By John McFerrin
The Environmental Health News has announced the results of the effects of hydraulic fracturing (aka fracking) on public health. The results were dramatic.
The goal of the reporting was to provide information on the effects of living near fracked wells. Its core was the testing of families who lived near fracked wells. It describes the testing program this way:
In the summer of 2019, we collected air, water, and urine samples from five nonsmoking southwestern Pennsylvania households. All of the households included at least one child. Three households were in Washington County within two miles of numerous fracking wells, pipelines, and compressor stations. Two households were in Westmoreland County, at least five miles away from the nearest active fracking well.
Over a 9-week period we collected a total of 59 urine samples, 39 air samples, and 13 water samples. Scientists at the University of Missouri analyzed the samples using the best available technology to look for 40 of the chemicals most commonly found in emissions from fracking sites (based on other air and water monitoring studies).
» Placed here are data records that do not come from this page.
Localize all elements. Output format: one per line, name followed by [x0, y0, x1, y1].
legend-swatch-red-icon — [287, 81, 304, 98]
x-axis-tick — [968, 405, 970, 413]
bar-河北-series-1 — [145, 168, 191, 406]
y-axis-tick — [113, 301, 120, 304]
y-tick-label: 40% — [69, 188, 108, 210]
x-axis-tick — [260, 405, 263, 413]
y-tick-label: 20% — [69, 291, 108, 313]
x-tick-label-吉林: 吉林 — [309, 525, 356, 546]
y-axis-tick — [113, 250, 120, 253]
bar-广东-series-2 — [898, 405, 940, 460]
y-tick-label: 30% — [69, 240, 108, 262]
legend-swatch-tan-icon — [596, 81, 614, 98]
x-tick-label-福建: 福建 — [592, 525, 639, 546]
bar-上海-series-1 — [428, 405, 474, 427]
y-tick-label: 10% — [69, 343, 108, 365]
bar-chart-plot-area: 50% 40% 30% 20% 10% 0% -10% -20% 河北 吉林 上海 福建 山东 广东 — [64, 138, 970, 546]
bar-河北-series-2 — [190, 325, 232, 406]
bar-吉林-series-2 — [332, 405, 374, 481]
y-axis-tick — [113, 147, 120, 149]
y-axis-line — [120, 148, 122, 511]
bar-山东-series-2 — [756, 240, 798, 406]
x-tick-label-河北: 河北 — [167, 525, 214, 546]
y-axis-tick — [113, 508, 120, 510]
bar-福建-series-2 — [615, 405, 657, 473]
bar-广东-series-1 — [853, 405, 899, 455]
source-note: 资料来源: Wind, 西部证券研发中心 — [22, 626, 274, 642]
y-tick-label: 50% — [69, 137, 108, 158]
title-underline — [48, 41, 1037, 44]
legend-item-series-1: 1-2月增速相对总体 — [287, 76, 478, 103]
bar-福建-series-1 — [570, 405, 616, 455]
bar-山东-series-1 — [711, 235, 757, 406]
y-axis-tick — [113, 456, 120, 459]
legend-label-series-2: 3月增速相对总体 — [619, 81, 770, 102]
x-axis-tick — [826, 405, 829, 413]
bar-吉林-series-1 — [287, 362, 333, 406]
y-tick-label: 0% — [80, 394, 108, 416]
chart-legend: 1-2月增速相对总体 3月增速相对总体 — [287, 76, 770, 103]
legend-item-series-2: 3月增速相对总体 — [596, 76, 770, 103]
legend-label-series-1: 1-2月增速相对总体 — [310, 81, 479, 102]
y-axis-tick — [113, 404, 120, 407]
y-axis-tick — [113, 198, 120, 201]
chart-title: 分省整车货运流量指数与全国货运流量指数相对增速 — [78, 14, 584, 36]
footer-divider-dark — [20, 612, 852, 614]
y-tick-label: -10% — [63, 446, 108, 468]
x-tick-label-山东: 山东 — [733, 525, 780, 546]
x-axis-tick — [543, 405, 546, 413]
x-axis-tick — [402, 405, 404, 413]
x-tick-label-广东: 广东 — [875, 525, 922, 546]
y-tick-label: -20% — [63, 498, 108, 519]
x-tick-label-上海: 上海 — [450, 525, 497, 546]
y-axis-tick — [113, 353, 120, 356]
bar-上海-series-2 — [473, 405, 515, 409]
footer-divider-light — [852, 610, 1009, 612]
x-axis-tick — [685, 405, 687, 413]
The results of the sampling showed chemicals such as benzene and butylcyclohexane in drinking water and air samples, and breakdown products for chemicals like ethylbenzene, styrene, and toluene in the bodies of children living near fracking wells at levels up to 91 times as high as the average American and substantially higher than levels seen in the average adult cigarette smoker.
The reporting acknowledges that this is a relatively small sample and that it would be difficult to make broad generalizations about the entire population based upon these results. At the same time, however, the chemicals found are linked to serious health risks. They deserve to be taken seriously.
The sampling is the starting point for a four part series. There are discussions of the health impacts of living near gas wells, the stresses involved, frustrations with regulators, and efforts by citizens to respond to the threats.
The study was done by Environmental Health News. It describes itself as “a publication of Environmental Health Sciences, a nonprofit, nonpartisan organization dedicated to driving science into public discussion and policy on environmental health issues, including climate change.”